Спайс копает глубоко.
Мальчик учится летать
Ибис потерял левую ногу. Он стоит на правой, а черная левая заканчивается на том месте сустава, где когда-то была когтистая лапа, помогающая ему подпрыгивать перед взлетом. Леска отсекла ее, пройдя через ногу. Птица, должно быть, мучилась несколько месяцев, пока леска нарушала кровообращение в ноге. Но теперь она свободна. Хромает, но свободна. Ибис просто отпустил ногу. Он просто носил боль, а затем отпустил ее. Я смотрю из окна гостиной, как он скачет сейчас по переднему двору. Он подпрыгивает в воздух и хлопает своими сильными крыльями, чтобы совершить короткий полет на четыре метра к нашему почтовому ящику, куда ветром принесло пустой пакет из-под чипсов. Птица сует свой длинный черный клюв в пакет и ничего не находит, и мне жаль ее, и я бросаю ей кусок бутерброда с говядиной и маринованными огурцами.

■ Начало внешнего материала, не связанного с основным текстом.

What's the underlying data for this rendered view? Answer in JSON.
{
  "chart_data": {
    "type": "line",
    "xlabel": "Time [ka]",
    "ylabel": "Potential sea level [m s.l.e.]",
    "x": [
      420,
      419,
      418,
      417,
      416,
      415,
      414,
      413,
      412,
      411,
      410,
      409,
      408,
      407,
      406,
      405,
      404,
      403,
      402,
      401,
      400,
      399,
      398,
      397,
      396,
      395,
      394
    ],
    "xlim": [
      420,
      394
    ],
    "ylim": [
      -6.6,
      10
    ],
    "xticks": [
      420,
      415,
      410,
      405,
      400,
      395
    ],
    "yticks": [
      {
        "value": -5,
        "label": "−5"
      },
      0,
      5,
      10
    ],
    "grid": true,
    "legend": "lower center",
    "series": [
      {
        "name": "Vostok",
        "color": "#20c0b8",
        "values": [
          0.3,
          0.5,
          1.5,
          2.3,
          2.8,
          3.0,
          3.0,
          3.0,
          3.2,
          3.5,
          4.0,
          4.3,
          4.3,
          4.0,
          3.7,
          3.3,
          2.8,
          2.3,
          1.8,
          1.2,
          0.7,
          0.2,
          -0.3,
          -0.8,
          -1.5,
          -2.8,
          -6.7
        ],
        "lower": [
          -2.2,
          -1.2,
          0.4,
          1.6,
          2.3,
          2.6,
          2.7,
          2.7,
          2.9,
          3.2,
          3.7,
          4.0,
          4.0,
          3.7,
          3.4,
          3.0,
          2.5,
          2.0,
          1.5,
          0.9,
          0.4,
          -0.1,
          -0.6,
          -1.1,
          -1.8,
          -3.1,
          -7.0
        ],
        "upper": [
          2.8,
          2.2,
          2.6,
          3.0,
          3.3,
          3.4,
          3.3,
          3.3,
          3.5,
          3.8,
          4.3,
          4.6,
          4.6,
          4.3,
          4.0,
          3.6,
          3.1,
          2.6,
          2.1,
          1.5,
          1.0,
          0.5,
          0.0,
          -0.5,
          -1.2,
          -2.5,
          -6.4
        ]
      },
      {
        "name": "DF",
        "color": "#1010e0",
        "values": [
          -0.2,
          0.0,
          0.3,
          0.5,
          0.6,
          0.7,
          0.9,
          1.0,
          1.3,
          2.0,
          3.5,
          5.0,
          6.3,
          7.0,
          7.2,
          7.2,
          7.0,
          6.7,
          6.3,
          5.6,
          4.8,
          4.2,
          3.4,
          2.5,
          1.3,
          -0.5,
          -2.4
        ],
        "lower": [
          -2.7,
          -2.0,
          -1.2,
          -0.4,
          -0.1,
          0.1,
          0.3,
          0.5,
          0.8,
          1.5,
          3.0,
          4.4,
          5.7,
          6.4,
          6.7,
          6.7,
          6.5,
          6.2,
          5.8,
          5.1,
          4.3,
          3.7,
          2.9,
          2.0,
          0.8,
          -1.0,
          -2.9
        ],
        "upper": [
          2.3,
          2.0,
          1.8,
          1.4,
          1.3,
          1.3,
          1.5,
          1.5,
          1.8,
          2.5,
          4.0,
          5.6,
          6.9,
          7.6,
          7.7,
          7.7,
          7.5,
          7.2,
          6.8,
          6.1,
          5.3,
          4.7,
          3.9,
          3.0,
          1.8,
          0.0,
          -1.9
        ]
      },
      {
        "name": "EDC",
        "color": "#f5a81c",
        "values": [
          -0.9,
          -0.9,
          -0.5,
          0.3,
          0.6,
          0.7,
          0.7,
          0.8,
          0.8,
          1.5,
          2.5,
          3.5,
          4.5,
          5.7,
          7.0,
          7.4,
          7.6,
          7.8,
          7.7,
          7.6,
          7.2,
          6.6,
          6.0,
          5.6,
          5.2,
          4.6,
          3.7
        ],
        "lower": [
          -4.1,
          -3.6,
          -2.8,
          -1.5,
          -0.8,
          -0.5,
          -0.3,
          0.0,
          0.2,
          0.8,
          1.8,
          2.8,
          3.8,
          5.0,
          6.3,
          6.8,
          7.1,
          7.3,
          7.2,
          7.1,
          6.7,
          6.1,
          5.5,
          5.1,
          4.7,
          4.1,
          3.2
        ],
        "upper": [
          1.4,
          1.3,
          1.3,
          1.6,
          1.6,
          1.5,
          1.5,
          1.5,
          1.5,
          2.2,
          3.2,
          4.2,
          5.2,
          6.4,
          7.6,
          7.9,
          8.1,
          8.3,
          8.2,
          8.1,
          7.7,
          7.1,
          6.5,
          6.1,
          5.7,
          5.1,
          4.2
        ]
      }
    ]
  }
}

– Не прикармливай птиц, Илай, – говорит папаша, сидя с сигаретой перед кофейным столиком, задрав на него ноги и наблюдая за относительно новой брисбенской командой регби «Брисбен Бронкос», играющей с почти непобедимыми «Канберрскими Рейдерами», которых тренирует Мэл Менинга. Отец все больше проводит времени в гостиной, смотря телевизор вместе с Августом и мной. Он пьет меньше, но я не знаю, почему. Наверно, просто устал. Наверно, надоело убирать лужи блевотины и мочи. Я думаю, наше с Августом пребывание здесь пошло ему на пользу, и иногда размышляю – продолжала ли бы его жизнь неуправляемо катиться под откос, если бы нас тут не было. Иногда он шутит, и мы все смеемся, и я чувствую в этом сердечность, которую, думал, испытывают только семьи из американских телевизионных ситкомов: мои любимые Китоны из «Семейных уз» и Косби из «Дома Косби»; и действительно несколько странные Сиверы из «Проблем роста», суетливые, как бобры. Отцы в этих шоу проводят основную часть времени, разговаривая со своими детьми в гостиных. Стивен Китон – отец моей мечты – кажется, не умеет делать больше ничего, кроме как сидеть на диване или за кухонным столом, разговаривая со своими детьми об их бесчисленных подростковых бедах. Он слушает, и слушает, и слушает своих детей, и наливает в стаканы апельсиновый сок, и вручает его своим детям, и слушает еще немного. Он говорит своим детям, что любит их, рассказывая своим детям, что любит их.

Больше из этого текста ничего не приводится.